Abstract
Purpose :
Exfoliation syndrome (XFS) is a systemic connective tissue disorder. Though the mechanism is unknown, Loxl1-/- mice recapitulate some mild ocular features of XFS, indicating lysyl oxidase like 1 (LOXL1 encoded by LOXL1) is involved in pathophysiology. We hypothesize elastic fiber defects caused by inadequate elastin crosslinking due to lack of LOXL1, combined with microfibril deficiency due to FBN1 mutation (encoding fibrillin-1, Fbn1C1041G/+), will display ocular and systemic phenotypes of XFS.
Methods :
Loxl1-/- (gift from Tiansen Li) was backcrossed to C57BL/6J background, then crossed with Fbn1C1041G/+ to create double mutant (dbm; Fbn1C1041G/+; Loxl1-/-) mice.
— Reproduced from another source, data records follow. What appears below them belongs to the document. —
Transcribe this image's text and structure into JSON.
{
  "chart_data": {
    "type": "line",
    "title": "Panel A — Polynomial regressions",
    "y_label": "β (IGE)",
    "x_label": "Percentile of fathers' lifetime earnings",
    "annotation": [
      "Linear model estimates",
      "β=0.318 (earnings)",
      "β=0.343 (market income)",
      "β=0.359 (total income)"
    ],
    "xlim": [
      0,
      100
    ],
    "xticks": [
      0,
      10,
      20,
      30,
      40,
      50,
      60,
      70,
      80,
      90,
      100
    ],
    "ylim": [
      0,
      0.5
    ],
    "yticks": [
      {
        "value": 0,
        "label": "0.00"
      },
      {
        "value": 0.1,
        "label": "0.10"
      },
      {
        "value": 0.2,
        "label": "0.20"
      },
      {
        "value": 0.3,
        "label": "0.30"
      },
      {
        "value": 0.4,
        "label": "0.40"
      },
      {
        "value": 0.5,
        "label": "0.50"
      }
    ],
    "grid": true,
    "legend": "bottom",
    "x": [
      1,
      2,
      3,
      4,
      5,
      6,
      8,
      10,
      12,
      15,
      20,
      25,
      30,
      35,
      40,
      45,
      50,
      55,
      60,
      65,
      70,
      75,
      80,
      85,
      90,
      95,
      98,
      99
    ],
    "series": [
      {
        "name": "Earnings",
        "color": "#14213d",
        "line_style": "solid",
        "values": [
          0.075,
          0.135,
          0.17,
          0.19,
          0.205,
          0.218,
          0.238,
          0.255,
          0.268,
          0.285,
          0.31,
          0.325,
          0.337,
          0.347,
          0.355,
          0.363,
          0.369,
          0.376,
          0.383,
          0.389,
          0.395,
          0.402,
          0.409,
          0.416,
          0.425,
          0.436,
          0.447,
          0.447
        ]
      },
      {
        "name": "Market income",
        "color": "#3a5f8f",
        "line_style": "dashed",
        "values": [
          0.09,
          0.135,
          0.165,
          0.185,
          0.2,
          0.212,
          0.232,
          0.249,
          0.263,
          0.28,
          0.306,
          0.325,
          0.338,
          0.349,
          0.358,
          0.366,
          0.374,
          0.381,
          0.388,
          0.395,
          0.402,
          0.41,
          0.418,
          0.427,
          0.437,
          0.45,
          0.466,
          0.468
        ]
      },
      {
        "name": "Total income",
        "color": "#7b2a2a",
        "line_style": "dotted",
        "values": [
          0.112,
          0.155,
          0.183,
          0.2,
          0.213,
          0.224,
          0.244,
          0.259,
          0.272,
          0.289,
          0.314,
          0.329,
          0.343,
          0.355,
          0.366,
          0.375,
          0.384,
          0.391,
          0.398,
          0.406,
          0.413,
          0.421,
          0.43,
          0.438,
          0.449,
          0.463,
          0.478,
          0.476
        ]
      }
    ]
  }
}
Ocular features such as intraocular pressure (IOP) measured by tonometry, visual acuity (VA) measured by optomotor reflex, and biometry measured by optical coherence tomography (OCT) were characterized in 4 genotypes (wt, Fbn1C1041G/+, Loxl1-/-, dbm) at 4 months old. Optic nerves (ON) were fixed, and cross-section area measured by ImageJ. Phenotyping was performed in cardiovascular and pulmonary systems. Two-tailed student’s t-test was used for statistical analysis.
Results :
At 4 months old, there was no significant difference in IOP between the 4 genotypes. VA was significantly reduced only in dbm compared to wt. Majority of biometric parameters showed significant difference in all 3 mutant genotypes compared to wt, and dbm had exacerbated anomalies when compared to single mutants. Dbm ON areas were significantly larger when compared to age-matched wt (Figure 1). Cardiovascular phenotype revealed cardiomegaly and ascending aortic dilation in dbm (n=6, 0.13±0.03g, 1.1±0.1mm) compared to wt (n=5, 0.07±0.01g, 0.62±0.08mm, p=0.002 and p=0.0005, respectively). Histological examination showed fragmented elastin fibers of ascending aortic wall, multifocal leukocytoclastic aortitis, arteritis, and valvulopathy of both atrioventricular valves, and severe emphysema and bronchiectasis in the lungs of dbm mice.
Conclusions :
Ocular and systemic findings in dbm mice support interaction between fibrillin-1 and LOXL1, two prominent components of exfoliation material. Reduced VA in dbm could be due to refractive errors caused by biometric changes, and/or reduced retinal ganglion cell function by enlarged ON as shown previously. The systemic findings of dbm mice also provide insight on the link of XFS with cardiovascular and pulmonary diseases in humans.
This abstract was presented at the 2024 ARVO Annual Meeting, held in Seattle, WA, May 5-9, 2024.